Alan Altman, Town Counsel, for the defendant.
William H. Baker for the plaintiff.
Austin Broadhurst, for Massachusetts Association of School Committees, Inc., amicus curiae, submitted a brief.
Stuart DeBard, for Association of Town Finance Committees, amicus curiae, submitted a brief.
Michael J. Long, for Massachusetts Association of School Superintendents, Inc., amicus curiae, submitted a brief.
The town accountant of Wilmington issued a memorandum stating that the school committee (the committee) must submit to her by June 10, 1983, all purchase orders which it proposed to have charged against its budget for the town's fiscal year 1983. The committee's business manager promptly took the position that G. L. c. 71, Section 34, as amended through St. 1981, c. 782, Section 14 (see the appendix to this rescript), gave the committee authority "to determine expenditures within the total appropriation" by the town.
The town accountant, on June 17, 1983, replied that, unless the committee could demonstrate to her that the purchases for which orders had been submitted to her in the next prior week had been "included in the FY 1983 [school] [b]udget when it was presented and appropriated at the . . . [t]own [m]eeting of April, 1982," she would "have no alternative but to charge them to the FY 1984 budget."

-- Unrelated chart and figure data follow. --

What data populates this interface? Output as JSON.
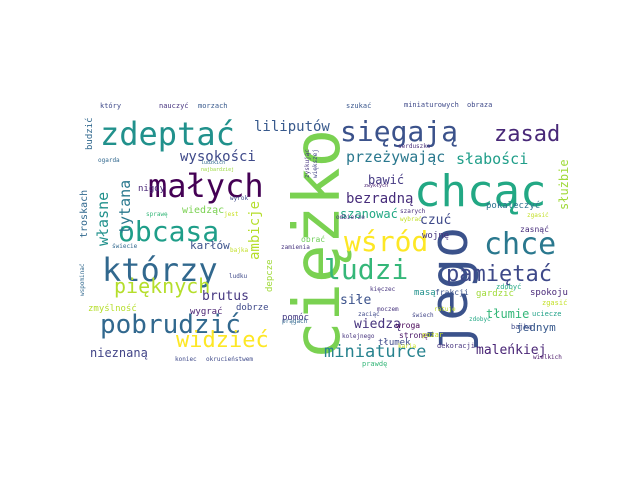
{
  "words": [
    {
      "text": "ciężko",
      "color": "#7ad151"
    },
    {
      "text": "jego",
      "color": "#3b528b"
    },
    {
      "text": "chcąc",
      "color": "#22a884"
    },
    {
      "text": "sięgają",
      "color": "#3b528b"
    },
    {
      "text": "zdeptać",
      "color": "#21918c"
    },
    {
      "text": "małych",
      "color": "#440154"
    },
    {
      "text": "obcasa",
      "color": "#1f9e89"
    },
    {
      "text": "którzy",
      "color": "#31688e"
    },
    {
      "text": "wśród",
      "color": "#fde725"
    },
    {
      "text": "ludzi",
      "color": "#35b779"
    },
    {
      "text": "chce",
      "color": "#2a788e"
    },
    {
      "text": "pobrudzić",
      "color": "#31688e"
    },
    {
      "text": "pamiętać",
      "color": "#3e4989"
    },
    {
      "text": "zasad",
      "color": "#482878"
    },
    {
      "text": "pięknych",
      "color": "#b5de2b"
    },
    {
      "text": "widzieć",
      "color": "#fde725"
    },
    {
      "text": "miniaturce",
      "color": "#26828e"
    },
    {
      "text": "przeżywając",
      "color": "#2a788e"
    },
    {
      "text": "słabości",
      "color": "#1f9e89"
    },
    {
      "text": "wysokości",
      "color": "#3e4989"
    },
    {
      "text": "tytana",
      "color": "#2a788e"
    },
    {
      "text": "własne",
      "color": "#21918c"
    },
    {
      "text": "liliputów",
      "color": "#38598c"
    },
    {
      "text": "bezradną",
      "color": "#472d7b"
    },
    {
      "text": "ambicje",
      "color": "#b5de2b"
    },
    {
      "text": "bawić",
      "color": "#443983"
    },
    {
      "text": "szanować",
      "color": "#22a884"
    },
    {
      "text": "czuć",
      "color": "#3e4989"
    },
    {
      "text": "służbie",
      "color": "#a0da39"
    },
    {
      "text": "tłumie",
      "color": "#35b779"
    },
    {
      "text": "siłe",
      "color": "#3b528b"
    },
    {
      "text": "wiedzą",
      "color": "#46337e"
    },
    {
      "text": "maleńkiej",
      "color": "#482475"
    },
    {
      "text": "nieznaną",
      "color": "#414487"
    },
    {
      "text": "brutus",
      "color": "#453781"
    },
    {
      "text": "karłów",
      "color": "#3b528b"
    },
    {
      "text": "jednym",
      "color": "#38598c"
    },
    {
      "text": "wiedząc",
      "color": "#7ad151"
    },
    {
      "text": "spokoju",
      "color": "#482878"
    },
    {
      "text": "wojnę",
      "color": "#46337e"
    },
    {
      "text": "zasnąć",
      "color": "#472d7b"
    },
    {
      "text": "pokaleczyć",
      "color": "#2c728e"
    },
    {
      "text": "gardzić",
      "color": "#a0da39"
    },
    {
      "text": "depcze",
      "color": "#a0da39"
    },
    {
      "text": "zmyślność",
      "color": "#b5de2b"
    },
    {
      "text": "wygrać",
      "color": "#481f70"
    },
    {
      "text": "troskach",
      "color": "#31688e"
    },
    {
      "text": "nigdy",
      "color": "#482475"
    },
    {
      "text": "dobrze",
      "color": "#3e4989"
    },
    {
      "text": "pomóc",
      "color": "#443983"
    },
    {
      "text": "tłumek",
      "color": "#3e4989"
    },
    {
      "text": "budzić",
      "color": "#31688e"
    },
    {
      "text": "obrać",
      "color": "#6ece58"
    },
    {
      "text": "masą",
      "color": "#21918c"
    },
    {
      "text": "frakcji",
      "color": "#3b528b"
    },
    {
      "text": "dekoracji",
      "color": "#46337e"
    },
    {
      "text": "prawdę",
      "color": "#35b779"
    },
    {
      "text": "zdobyć",
      "color": "#22a884"
    },
    {
      "text": "uciecze",
      "color": "#1fa187"
    },
    {
      "text": "zgasić",
      "color": "#c2df23"
    },
    {
      "text": "wroga",
      "color": "#440154"
    },
    {
      "text": "stronę",
      "color": "#471164"
    },
    {
      "text": "pożar",
      "color": "#c8e020"
    },
    {
      "text": "bajką",
      "color": "#3e4989"
    },
    {
      "text": "wielkich",
      "color": "#471365"
    },
    {
      "text": "który",
      "color": "#3e4989"
    },
    {
      "text": "nauczyć",
      "color": "#46337e"
    },
    {
      "text": "morzach",
      "color": "#38598c"
    },
    {
      "text": "szukać",
      "color": "#39568c"
    },
    {
      "text": "miniaturowych",
      "color": "#3e4989"
    },
    {
      "text": "obraza",
      "color": "#3e4989"
    },
    {
      "text": "serduszko",
      "color": "#472c7a"
    },
    {
      "text": "ogarda",
      "color": "#31688e"
    },
    {
      "text": "najbardziej",
      "color": "#9bd93c"
    },
    {
      "text": "zyskując",
      "color": "#46337e"
    },
    {
      "text": "ludzkich",
      "color": "#31688e"
    },
    {
      "text": "większej",
      "color": "#414487"
    },
    {
      "text": "zwykłych",
      "color": "#481f70"
    },
    {
      "text": "sprawę",
      "color": "#35b779"
    },
    {
      "text": "jest",
      "color": "#c8e020"
    },
    {
      "text": "wyrok",
      "color": "#3e4989"
    },
    {
      "text": "odbierze",
      "color": "#46337e"
    },
    {
      "text": "szarych",
      "color": "#472c7a"
    },
    {
      "text": "wybrać",
      "color": "#c2df23"
    },
    {
      "text": "zgasić",
      "color": "#c2df23"
    },
    {
      "text": "świecie",
      "color": "#31688e"
    },
    {
      "text": "bajka",
      "color": "#c2df23"
    },
    {
      "text": "zamienia",
      "color": "#46337e"
    },
    {
      "text": "wspominać",
      "color": "#31688e"
    },
    {
      "text": "ludku",
      "color": "#3e4989"
    },
    {
      "text": "kięczec",
      "color": "#46337e"
    },
    {
      "text": "prągach",
      "color": "#31688e"
    },
    {
      "text": "zaciąć",
      "color": "#3e4989"
    },
    {
      "text": "koniec",
      "color": "#3e4989"
    },
    {
      "text": "okrucieństwem",
      "color": "#3e4989"
    },
    {
      "text": "kolejnego",
      "color": "#46337e"
    },
    {
      "text": "moczem",
      "color": "#46337e"
    },
    {
      "text": "świech",
      "color": "#414487"
    },
    {
      "text": "ratuje",
      "color": "#c2df23"
    },
    {
      "text": "karia",
      "color": "#c8e020"
    },
    {
      "text": "zdobyć",
      "color": "#22a884"
    }
  ]
}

The committee brought this action in the nature of mandamus to compel the town accountant to charge all purchase orders delivered to her during the fiscal year 1983 to the fiscal year 1983 budget. The complaint also sought declaratory relief.
A Superior Court judge allowed the committee's motion for summary judgment. The order declared that the committee was "authorized to spend sums appropriated for its fiscal year 1983 budget on items which will be used by the . . . schools in later fiscal years" and ordered that the town accountant "charge all purchase orders delivered to her office by the . . . [c]ommittee during the fiscal year 1983 to the" budget of that year. We interpret this as meaning that, if the funds appropriated for the schools for
fiscal year 1983 were spent or encumbered in that fiscal year, they were to be charged to the 1983 appropriation. Other consistent relief was granted. The town accountant has appealed.

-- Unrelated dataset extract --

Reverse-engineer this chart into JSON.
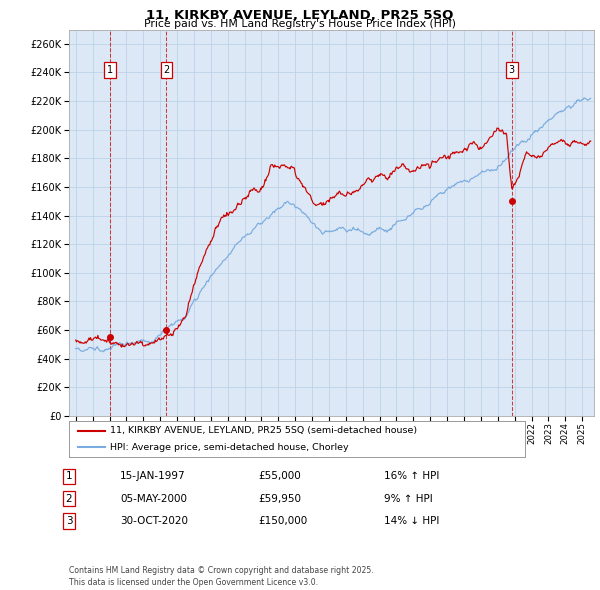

1. The judge correctly ordered summary judgment on the basis of the plain meaning of the italicized language of Section 34, as quoted in the Appendix. In connection with Proposition 2 1/2, so called, St. 1980, c. 580, Section 7, was enacted by initiative action at the State election in 1980. See Massachusetts Teachers Assn. v. Secretary of the Commonwealth, 384 Mass. 209 , 220-221 (1981). The language of Section 7 was modified by St. 1981, c. 471, which added the second and third sentences in the first paragraph of Section 34 as quoted in the Appendix, and by St. 1981, c. 782, Section 14, which added the second paragraph of Section 34 (as so quoted). The 1981 amendments include all the emphasized language of Section 34. We perceive nothing in Superintendent of Schools v. Mayor of Leominster, 386 Mass. 114 (1982) (or in G. L. c. 41, Section 56; c. 44, Section 56; c. 70, Section 6; or c. 71, Section 38N and Section 49A), which would require a different interpretation of Section 34 from that reached by the trial judge. Any modification of the consequences of the emphasized language must be sought from the Legislature.
2. In view of our decision, we need not decide whether the committee, for purposes of this motion for summary judgment, see Mass.R.Civ.P. Section 56, 365 Mass. 824 (1974), properly conceded that the purchase orders delivered in May and June of 1983 were for items needed and to be used in fiscal year 1984. This sensible concession obviously simplified and expedited the discussion in the Superior Court. See Johnston v. Holiday Inns, Inc., 595 F.2d 890, 895 (1st Cir. 1979); 10A Wright & Miller, Federal Practice and Procedure, Section 2720 (1983 & Supp. 1984).
General Laws, c. 71, Section 34, as amended through St. 1981, c. 782, Section 14, provides:
"Every . . . town shall annually provide an amount of money sufficient for the support of the public schools as required by this chapter, provided, however, that no . . . town shall be required to provide more money for the support of the public schools than is appropriated by vote of the legislative body of the . . . town. In acting on appropriations for educational costs, the . . . town appropriating body shall vote on the total amount of the appropriations requested and shall not allocate appropriations among accounts or place any restriction on such appropriations. The . . . town appropriating body may make nonbinding monetary recommendations to increase or decrease certain items allocating such appropriations.
The vote of the legislative body of a . . . town shall establish the total appropriation for the support of the public schools, but may not limit the
authority of the school committee to determine expenditures within the total appropriation." (Emphasis supplied).